Mit Karl Barthel, dem bisherigen Arco-Generalvertreter in Gunzenhausen/Bayern, gründet Augst die neue Firma „Arco-Motorradwerk, GmbH“ in Speyer. Erster Geschäftsführer wird Karl Barthel, zweiter Geschäftsführer Otto Augst. Der Gesellschaftsvertrag hierzu wurde am 26. Mai 1928 unterzeichnet. Gegenstand des Unternehmens ist die Herstellung von Motorrädern und der Handel mit solchen. Ebenso werden weiterhin Reparaturen von Motoren und Motorfahrzeugen vorgesehen. Das Stammkapital beträgt 20.000 RM, wovon Karl Barthel die Hälfte beisteuert. Margarete Augst, geb. Chatelain, Ehefrau von Otto Augst, bringt Maschinen, Einrichtungen und Installationen als Sacheinlage in das Unternehmen ein. Die restlichen 500 Mark deckt Otto Augst durch Einbringen des Kundenstamms, sowie den Geschäftspapieren und Bücher der Vorgängerfirma. Die bisherige Firma „Arco Motorradwerke Augst & Co.“ wird ein paar Tage später aus dem Handelsregister gelöscht.

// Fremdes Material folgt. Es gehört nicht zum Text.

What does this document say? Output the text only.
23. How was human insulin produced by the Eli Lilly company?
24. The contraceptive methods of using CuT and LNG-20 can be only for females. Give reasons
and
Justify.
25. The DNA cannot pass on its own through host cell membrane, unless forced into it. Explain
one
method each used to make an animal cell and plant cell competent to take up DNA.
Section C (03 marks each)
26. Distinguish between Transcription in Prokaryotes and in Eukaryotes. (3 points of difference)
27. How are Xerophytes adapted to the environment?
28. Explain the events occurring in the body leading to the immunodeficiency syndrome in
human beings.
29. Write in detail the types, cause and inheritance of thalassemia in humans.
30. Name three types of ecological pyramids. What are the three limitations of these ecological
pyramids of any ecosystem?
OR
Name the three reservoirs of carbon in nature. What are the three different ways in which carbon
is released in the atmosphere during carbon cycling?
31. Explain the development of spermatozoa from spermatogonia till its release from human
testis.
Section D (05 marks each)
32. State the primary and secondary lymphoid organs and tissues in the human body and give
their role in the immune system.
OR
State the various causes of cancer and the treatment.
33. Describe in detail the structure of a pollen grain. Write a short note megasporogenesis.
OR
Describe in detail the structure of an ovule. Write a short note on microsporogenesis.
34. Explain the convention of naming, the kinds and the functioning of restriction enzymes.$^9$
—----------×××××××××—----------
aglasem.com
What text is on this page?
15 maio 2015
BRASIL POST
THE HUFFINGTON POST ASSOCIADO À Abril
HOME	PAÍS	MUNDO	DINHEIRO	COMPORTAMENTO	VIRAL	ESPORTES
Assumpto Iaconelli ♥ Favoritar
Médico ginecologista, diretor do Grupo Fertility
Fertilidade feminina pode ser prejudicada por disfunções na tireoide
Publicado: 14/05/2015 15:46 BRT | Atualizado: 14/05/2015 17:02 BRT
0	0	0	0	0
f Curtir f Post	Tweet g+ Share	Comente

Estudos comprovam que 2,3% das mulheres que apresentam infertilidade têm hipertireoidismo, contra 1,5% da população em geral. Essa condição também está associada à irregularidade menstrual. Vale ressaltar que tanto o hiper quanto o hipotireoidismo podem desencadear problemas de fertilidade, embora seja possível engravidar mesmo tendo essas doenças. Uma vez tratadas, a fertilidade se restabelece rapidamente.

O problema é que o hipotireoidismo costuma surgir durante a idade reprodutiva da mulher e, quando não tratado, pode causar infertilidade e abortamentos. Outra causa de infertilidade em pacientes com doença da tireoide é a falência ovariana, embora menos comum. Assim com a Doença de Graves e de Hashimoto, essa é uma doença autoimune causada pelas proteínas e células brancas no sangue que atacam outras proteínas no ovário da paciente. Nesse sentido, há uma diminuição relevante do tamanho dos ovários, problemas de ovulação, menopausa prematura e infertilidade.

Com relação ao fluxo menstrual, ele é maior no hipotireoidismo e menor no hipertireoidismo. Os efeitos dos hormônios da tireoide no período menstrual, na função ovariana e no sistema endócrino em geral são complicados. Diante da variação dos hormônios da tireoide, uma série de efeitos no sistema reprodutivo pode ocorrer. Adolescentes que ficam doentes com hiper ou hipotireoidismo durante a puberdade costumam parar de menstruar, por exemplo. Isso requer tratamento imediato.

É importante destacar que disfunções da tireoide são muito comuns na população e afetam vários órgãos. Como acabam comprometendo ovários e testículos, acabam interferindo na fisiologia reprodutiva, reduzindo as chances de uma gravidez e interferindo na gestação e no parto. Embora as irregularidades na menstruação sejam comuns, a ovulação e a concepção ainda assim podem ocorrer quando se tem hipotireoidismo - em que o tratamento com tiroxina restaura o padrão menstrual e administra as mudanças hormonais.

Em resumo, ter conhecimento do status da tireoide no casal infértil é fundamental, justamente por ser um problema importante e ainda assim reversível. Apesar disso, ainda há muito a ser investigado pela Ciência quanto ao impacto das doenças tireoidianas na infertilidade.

Die neue Gesellschaft „Arco-Motorradwerk GmbH“ präsentiert Ende 1928 ihre neuen Kraftradmodelle der Saison 1929 in der Funkhalle der Internationalen Automobilausstellung Berlin. Gezeigt wird das bekannte Einzylinder-Motorrad mit 350 ccm Hubraum, wie auch das seit Ende 1928 erhältliche neue 500 ccm Motorradmodell. Dieses war mit obenliegender Nockenwelle ausgeführt, die über eine geteilte und vierfach-gelagerte Königswelle angetrieben wurde. Nockenwelle, Kipphebel, Pleuel und Kurbelwelle sind vorbildlich in robusten Wälzlagerungen geführt. Die Nockenwelle läuft in einem Ölbad, welches durch eine automatische Ölpumpe gespeist wird. Ein kräftiger Messingkühler ist auch bei diesem Modell prägend in der Erscheinung und entsprechend der Tankform angepasst. Auch für das Halblitermodell wird eine Touren- (Type NC) und eine Sportversion (Type NCS) angeboten. Beide Versionen besitzen einen Hubraum von 499 ccm, bei einer Bohrung von 84 mm und einem Hub von 90 mm, was eine Steuerleistung von 1,9 PS ergibt. Als Bremsleistung werden hier 16 PS angegeben. Das Fahrgestell ist als kräftiger Doppelrahmen ausgebildet unter Verwendung von starkwandigen Stahlrohren. Die Vorderradgabelausführung gab es als Druid-System-Gabel oder als Tigergabel mit Zentralfeder. Das separate Dreiganggetriebe wurde über eine Tankschaltung betätigt. Bei einem Gewicht von ca. 140 kg waren für die Tourenmaschine Geschwindigkeiten von 110 km/h, bei der Sportmaschine von 125 km/h erreichbar.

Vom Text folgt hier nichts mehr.